El 15 de enero de 1559, en la Abadía de Westminster, Isabel I fue coronada reina de Inglaterra, un acontecimiento que marcaría el comienzo de uno de los periodos más decisivos y transformadores de la historia europea. Su ascenso al trono no solo cerró una etapa de profunda inestabilidad política y religiosa, sino que dio origen a lo que hoy se conoce como la Era Isabelina, sinónimo de poder, expansión y florecimiento cultural.

Isabel Tudor heredó un reino fracturado. Tras los turbulentos reinados de su padre, Enrique VIII, y de su media hermana María I —cuyo gobierno estuvo marcado por la persecución religiosa—, Inglaterra se encontraba exhausta por los conflictos internos y la tensión entre católicos y protestantes. Con apenas 25 años, Isabel asumió el poder en un contexto adverso y con una legitimidad constantemente cuestionada.


Desde el inicio de su reinado, la nueva monarca mostró una notable habilidad política. Restableció el anglicanismo como religión oficial, pero lo hizo mediante una política de equilibrio que evitó enfrentamientos abiertos con las potencias católicas de Europa. Esta prudencia, combinada con una firme autoridad, permitió estabilizar el país y consolidar el poder de la Corona.


El reinado de Isabel I también fue una etapa de expansión marítima y comercial. Bajo su mandato, Inglaterra fortaleció su flota naval, impulsó la exploración y desafió el dominio español en los mares. La derrota de la Armada Invencible en 1588 se convirtió en el símbolo del ascenso inglés como potencia naval y del declive de la hegemonía española.


En el ámbito cultural, la Era Isabelina fue un periodo excepcional. Las artes y las letras florecieron como nunca antes. Dramaturgos como William Shakespeare, Christopher Marlowe y Ben Jonson desarrollaron su obra en un ambiente de creciente identidad nacional y libertad creativa. Londres se transformó en un centro cultural de primer orden.


Isabel I nunca se casó ni tuvo descendencia, decisión que reforzó su imagen como la “Reina Virgen”, casada simbólicamente con su reino.
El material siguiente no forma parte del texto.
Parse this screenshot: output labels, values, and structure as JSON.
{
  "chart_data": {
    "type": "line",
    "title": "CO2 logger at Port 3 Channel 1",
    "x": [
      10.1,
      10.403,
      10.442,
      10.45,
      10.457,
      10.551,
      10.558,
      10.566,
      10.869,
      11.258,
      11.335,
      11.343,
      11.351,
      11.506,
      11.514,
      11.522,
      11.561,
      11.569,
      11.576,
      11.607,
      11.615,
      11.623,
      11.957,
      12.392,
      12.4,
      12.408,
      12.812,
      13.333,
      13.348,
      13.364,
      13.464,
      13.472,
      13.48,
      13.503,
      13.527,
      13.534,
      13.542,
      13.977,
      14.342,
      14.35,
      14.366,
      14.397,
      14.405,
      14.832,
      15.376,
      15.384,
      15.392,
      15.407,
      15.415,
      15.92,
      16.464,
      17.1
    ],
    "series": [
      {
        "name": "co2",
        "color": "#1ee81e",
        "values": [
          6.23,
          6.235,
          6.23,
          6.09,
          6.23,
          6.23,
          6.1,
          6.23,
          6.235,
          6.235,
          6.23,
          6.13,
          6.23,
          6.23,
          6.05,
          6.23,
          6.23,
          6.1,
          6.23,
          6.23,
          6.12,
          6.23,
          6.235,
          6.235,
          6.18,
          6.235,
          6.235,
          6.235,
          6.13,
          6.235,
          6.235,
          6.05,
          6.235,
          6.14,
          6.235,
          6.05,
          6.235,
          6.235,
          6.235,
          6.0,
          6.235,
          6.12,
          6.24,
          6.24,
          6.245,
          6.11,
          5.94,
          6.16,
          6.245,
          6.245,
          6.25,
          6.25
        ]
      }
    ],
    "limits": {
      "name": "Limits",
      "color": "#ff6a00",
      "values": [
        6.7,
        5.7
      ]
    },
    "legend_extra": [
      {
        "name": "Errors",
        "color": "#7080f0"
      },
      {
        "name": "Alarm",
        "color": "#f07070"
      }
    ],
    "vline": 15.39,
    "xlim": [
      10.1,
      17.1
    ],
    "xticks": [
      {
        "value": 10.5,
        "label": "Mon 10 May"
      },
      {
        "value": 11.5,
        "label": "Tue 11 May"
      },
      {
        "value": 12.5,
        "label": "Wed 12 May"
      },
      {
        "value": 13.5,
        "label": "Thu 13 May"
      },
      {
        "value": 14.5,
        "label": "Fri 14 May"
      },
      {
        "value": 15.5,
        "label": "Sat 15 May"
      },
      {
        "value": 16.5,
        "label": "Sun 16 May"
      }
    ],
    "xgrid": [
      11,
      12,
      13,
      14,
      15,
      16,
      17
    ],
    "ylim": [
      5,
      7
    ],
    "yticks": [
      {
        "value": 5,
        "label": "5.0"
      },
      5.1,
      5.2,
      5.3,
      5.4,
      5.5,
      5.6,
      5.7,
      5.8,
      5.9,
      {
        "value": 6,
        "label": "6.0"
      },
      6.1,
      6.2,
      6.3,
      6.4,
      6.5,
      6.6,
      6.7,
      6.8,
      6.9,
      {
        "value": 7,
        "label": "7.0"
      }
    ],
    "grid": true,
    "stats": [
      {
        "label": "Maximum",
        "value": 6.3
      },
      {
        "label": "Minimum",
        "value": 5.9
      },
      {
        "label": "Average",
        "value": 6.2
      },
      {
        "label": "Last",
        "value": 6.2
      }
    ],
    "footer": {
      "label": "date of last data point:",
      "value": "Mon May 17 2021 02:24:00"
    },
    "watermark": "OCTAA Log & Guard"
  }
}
Esta elección, lejos de debilitarla, fortaleció su autoridad y le permitió gobernar sin compartir el poder, algo inusual para una mujer en el siglo XVI.


Cuando Isabel murió en 1603, dejó un país más fuerte, estable y consciente de su lugar en el mundo. Su coronación, aquel 15 de enero de 1559, no fue solo el inicio de un reinado, sino el punto de partida de una era que redefinió a Inglaterra y dejó una huella profunda en la historia occidental.